Quite a while back I used newspaper for many years as a substrate for tortoises. I can confidently say from experience that it _definitely is not_ a good substrate choice for regular use. The exception being as The Captain points out-for a recovery situation.

While newspaper may be more sanitary than other choices in terms of easy clean up, It is absolutely too dry, too smooth and can actually become very unsanitary if soiled by urine and feces. Some tortoises may also develop a constant habit of eating it too. Even with rocks in the enclosure for footing and nail trimming tortoises constantly on paper will develop splayed legs and elongated, often twisted toenails. 

Newspaper as a substrate provides no means for substrate moisture, burrowing, digging and worst of all no solid footing in developing tortoises. 

I used to recommend it for it's sanitary qualities and ease of cleaning and replacement. I absolutely no longer due after having used it myself for quite some time.


----------



## Mgridgaway (Nov 22, 2011)

It's only the best if you give them the funny sections... 

I can see where newspaper would have its uses, but a longterm living environment? I'll stick with cypress and spagnum.


----------



## JoesMum (Nov 22, 2011)

I am using newspaper in Joe's winter accomodation which is 25 square feet in area. In terms of hygiene it is the only sensible option. Joe is a big tortoise and when he empties his bladder or bowels, there is A LOT to clean up.

He does have house bricks throughout for him to scramble over and he goes outside for at least a couple of hours every day regardless of the weather.; this is on the vet's advice too help prevent him going stir-crazy.

The vet (a fully qualified Zoo Vet reptile specialist) has seen my 'tortoise table' and told me it's great.

I'm not denying there are better substrates to use, especially with smaller torts and those that never go out. I'm just saying that there is definitely a place for newspaper.


----------



## terribrown71 (Nov 22, 2011)

Sammy said:


> My vet told me the best substrate is newspaper, please advise?


I personally like the aspen...arthur likes it too because he can burrow and its dust and chemical free. Absorbs odors well too. Newspaper doesn't work for him because he eats everything he isn't supposed to except the aspen. I only use it to line the bottom of his tort table before i pile the aspen in. Thats just me though.


----------



## JoesMum (Nov 22, 2011)

terribrown71 said:


> ...Newspaper doesn't work for him because he eats everything he isn't supposed to ...



Hehe! 

Joe only tried newspaper when there were red circles printed on it. He had a cherry fixation at the time thanks to a neighbour's tree!


----------



## tortoise-kid (Nov 23, 2011)

I would say no, because I wouldnt imagine news paper holding moisture very well and they cant dig in it.


----------



## JoesMum (Nov 23, 2011)

Newspaper absorbs moisture beatifully (well British ones do anyway). Not that I leave it in for long when it is soaked.

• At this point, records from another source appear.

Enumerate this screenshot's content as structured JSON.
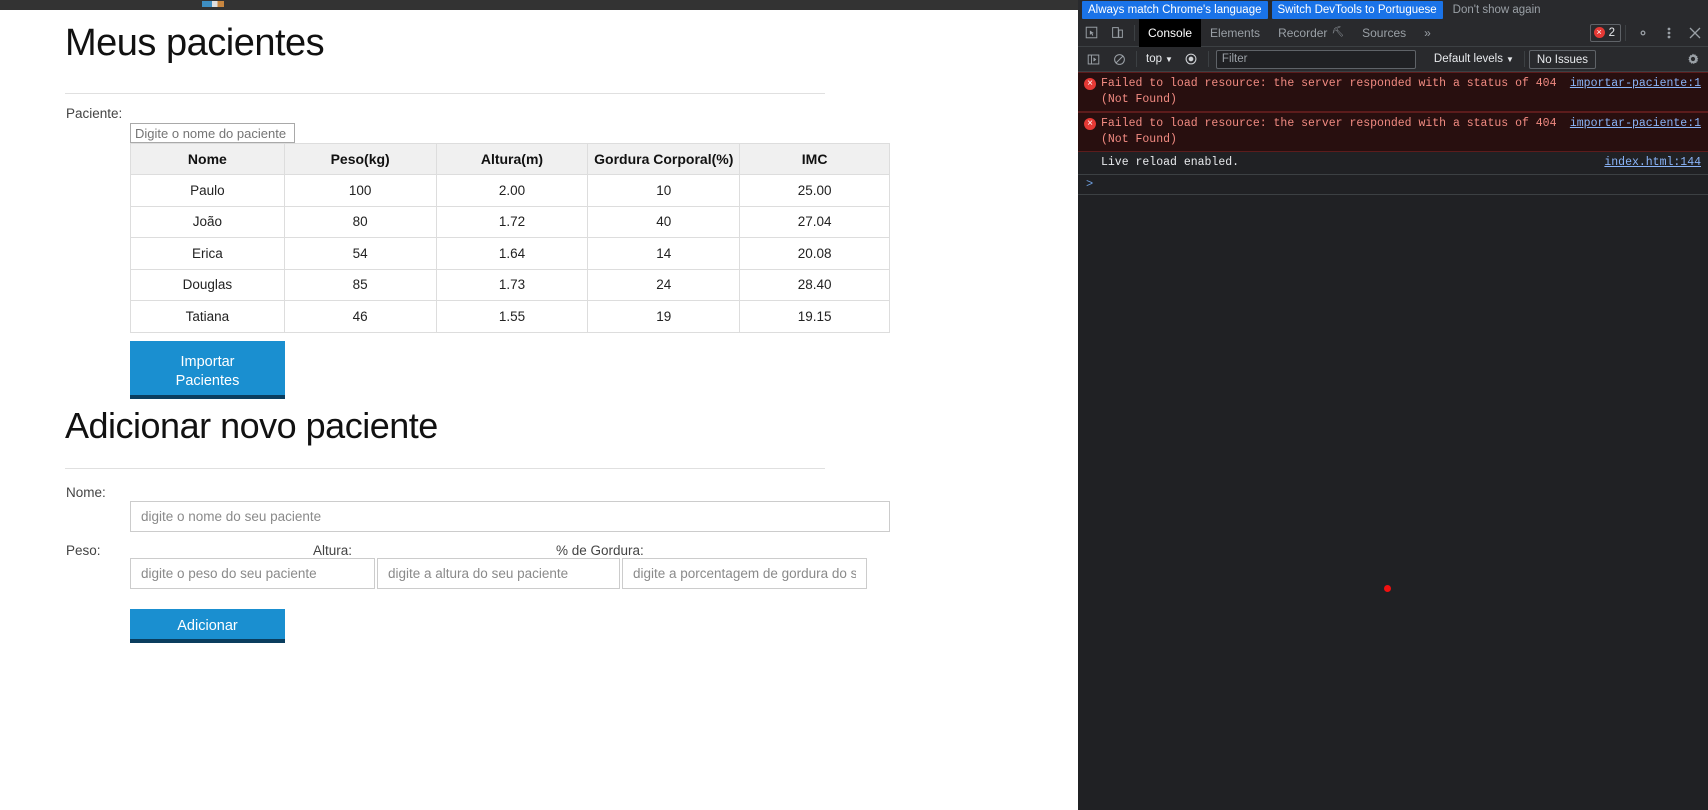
{
  "page": {
    "title_patients": "Meus pacientes",
    "title_add": "Adicionar novo paciente",
    "filter": {
      "label": "Paciente:",
      "placeholder": "Digite o nome do paciente",
      "value": ""
    },
    "table": {
      "columns": [
        "Nome",
        "Peso(kg)",
        "Altura(m)",
        "Gordura Corporal(%)",
        "IMC"
      ],
      "rows": [
        {
          "nome": "Paulo",
          "peso": "100",
          "altura": "2.00",
          "gordura": "10",
          "imc": "25.00"
        },
        {
          "nome": "João",
          "peso": "80",
          "altura": "1.72",
          "gordura": "40",
          "imc": "27.04"
        },
        {
          "nome": "Erica",
          "peso": "54",
          "altura": "1.64",
          "gordura": "14",
          "imc": "20.08"
        },
        {
          "nome": "Douglas",
          "peso": "85",
          "altura": "1.73",
          "gordura": "24",
          "imc": "28.40"
        },
        {
          "nome": "Tatiana",
          "peso": "46",
          "altura": "1.55",
          "gordura": "19",
          "imc": "19.15"
        }
      ]
    },
    "import_button": "Importar Pacientes",
    "import_button_line1": "Importar",
    "import_button_line2": "Pacientes",
    "form": {
      "nome_label": "Nome:",
      "nome_placeholder": "digite o nome do seu paciente",
      "nome_value": "",
      "peso_label": "Peso:",
      "peso_placeholder": "digite o peso do seu paciente",
      "peso_value": "",
      "altura_label": "Altura:",
      "altura_placeholder": "digite a altura do seu paciente",
      "altura_value": "",
      "gordura_label": "% de Gordura:",
      "gordura_placeholder": "digite a porcentagem de gordura do seu paciente",
      "gordura_value": "",
      "submit_label": "Adicionar"
    },
    "accent_color": "#1a8fd0",
    "accent_shadow_color": "#0a3d5e"
  },
  "devtools": {
    "language_banner": {
      "always_match": "Always match Chrome's language",
      "switch": "Switch DevTools to Portuguese",
      "dont_show": "Don't show again"
    },
    "tabs": [
      {
        "label": "Console",
        "active": true
      },
      {
        "label": "Elements",
        "active": false
      },
      {
        "label": "Recorder",
        "active": false,
        "badge": "⛏"
      },
      {
        "label": "Sources",
        "active": false
      }
    ],
    "more_tabs": "»",
    "error_count": "2",
    "toolbar": {
      "context": "top",
      "filter_placeholder": "Filter",
      "filter_value": "",
      "levels": "Default levels",
      "issues": "No Issues"
    },
    "console_entries": [
      {
        "type": "error",
        "text": "Failed to load resource: the server responded with a status of 404 (Not Found)",
        "source": "importar-paciente:1"
      },
      {
        "type": "error",
        "text": "Failed to load resource: the server responded with a status of 404 (Not Found)",
        "source": "importar-paciente:1"
      },
      {
        "type": "info",
        "text": "Live reload enabled.",
        "source": "index.html:144"
      }
    ],
    "prompt": ">",
    "error_color": "#e53935",
    "link_color": "#8ab4f8",
    "accent_color": "#1a73e8"
  }
}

It's cleared out, disinfected and replaced as soon as possible.

You are right about digging, but I find Joe doesn't want to dig unless he's cold... and he's not cold in his table.


----------



## Madkins007 (Nov 23, 2011)

I think there are pros and cons to every substrate, and that you can overcome the cons with a little thinking. Newspaper is cleaner, more hygienic, cheap, and so forth.

We can overcome the humidity issue with a small humidifier or other option, digging can happen in a pile of shredded paper or other options, traction is a bigger issue but some of that can be dealt with by crumpling the paper a lot and so forth.

On the other hand, there is the issue of enrichment and naturalistic habitat. Keeping a tortoise engaged and stimulated on newspaper would take a little thought- although serving a 'messier' meal would be one option since the mess would be cleaned up by just changing the paper.


----------



## Tom (Nov 23, 2011)

There is no place for newspaper in any of my enclosures.


----------



## Madkins007 (Nov 24, 2011)

LOL! I edited out the sentence where I said 'but I don't use it.' Yeesh.


----------